Me: [told one group my name was the space cowboy and the other it was the gangster of love] I just can’t ok
[creation]
GOD: You each have a gift
WORM: What’s mine?
G: You…spin silk
BEE: How bout me?
G: Uh…make honey
HIPPO: And me?
G: Hm…eat marbles
My 3yo asked what my favourite animal is and when I said penguin she yelled ‘NO IT ISNT’ and then she yelled at me until I agreed that my favourite animal was a bat and I don’t like bats. Or 3 year olds.
They say all dogs eventually look like their owners……..that’s unfortunate for your dog
I’m afraid of people who keep smiling all the time. I feel like they still have plenty of space left for more bodies in their basement.
Gonna hand out job applications to teenage trick-or-treaters who ring my doorbell.
jesus, what did this guy do
No, I can’t come to your wedding. I just realized the remote works through the blanket.
My son calls them “please cars” because any time I speed past a cop he hears me mutter “please don’t pull me over!”
kid: *reading ouija board* she says you should vacuum
mom: who?
kid: grandma. she’s coming back
mom: honey grandma died years ago
[urn falls off mantle]
mom: get the—
kid: —vacuum?
I’m exceptionally good at proofreading after I hit send.
I accidentally used my mom’s fabric scissors to cut wrapping paper and now the cops are here
My new stove has to be cleaned before the first use so I guess it’s the microwave from now on
It’s wildly known that all the great artists of the renaissance era loved eating pizza in sewers.

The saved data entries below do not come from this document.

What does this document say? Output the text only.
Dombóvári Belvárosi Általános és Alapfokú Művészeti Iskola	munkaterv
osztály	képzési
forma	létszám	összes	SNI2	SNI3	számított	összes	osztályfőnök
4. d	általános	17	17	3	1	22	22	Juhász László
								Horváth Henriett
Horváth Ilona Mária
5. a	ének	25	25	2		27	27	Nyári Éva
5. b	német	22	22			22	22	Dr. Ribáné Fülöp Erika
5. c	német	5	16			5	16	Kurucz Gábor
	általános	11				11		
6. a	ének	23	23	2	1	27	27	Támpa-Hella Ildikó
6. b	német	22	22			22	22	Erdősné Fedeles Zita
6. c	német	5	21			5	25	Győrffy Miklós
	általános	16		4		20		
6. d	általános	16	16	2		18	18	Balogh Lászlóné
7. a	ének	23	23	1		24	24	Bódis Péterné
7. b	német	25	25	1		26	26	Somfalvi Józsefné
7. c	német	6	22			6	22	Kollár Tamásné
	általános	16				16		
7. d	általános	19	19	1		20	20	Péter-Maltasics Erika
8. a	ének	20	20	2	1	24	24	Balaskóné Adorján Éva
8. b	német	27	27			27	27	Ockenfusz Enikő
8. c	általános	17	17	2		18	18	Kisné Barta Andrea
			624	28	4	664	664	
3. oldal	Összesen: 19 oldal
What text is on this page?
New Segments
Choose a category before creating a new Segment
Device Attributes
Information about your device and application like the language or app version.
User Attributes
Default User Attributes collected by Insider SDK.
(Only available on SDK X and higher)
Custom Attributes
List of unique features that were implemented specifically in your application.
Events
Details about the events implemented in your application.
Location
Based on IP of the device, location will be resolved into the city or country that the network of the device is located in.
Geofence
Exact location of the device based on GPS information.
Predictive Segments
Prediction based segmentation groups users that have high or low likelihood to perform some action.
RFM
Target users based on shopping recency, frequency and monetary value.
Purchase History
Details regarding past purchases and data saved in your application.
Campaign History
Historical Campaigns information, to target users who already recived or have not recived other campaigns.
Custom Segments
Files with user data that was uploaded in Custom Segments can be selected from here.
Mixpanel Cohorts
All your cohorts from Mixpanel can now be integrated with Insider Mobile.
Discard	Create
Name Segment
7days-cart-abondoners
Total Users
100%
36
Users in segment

My toddler’s plan for today is to ‘throw snowballs at all the peoples’ so I’m really looking forward to picking her up from daycare later
ME: *getting daily intelligence briefing*
ADVISOR: *shakes head* you still don’t have any
(Teen Jesus Season Finale)
*TJ gracefully ascends into clouds*
*everyone is in tears*
*Mary M gets a txt*
TJ (txt): high af rn
[Dinner party]
ME: *holding a plate of empty shells* Boy, those oysters were filling.
HOST: MY TURTLES!
*Approaches a guy reading “Catch Me If You Can”*
I love that book. The way he just *clenches fist* catches all those freakin’ cans.
People who race to pull out in front of me and then go below the speed limit, explain yourselves.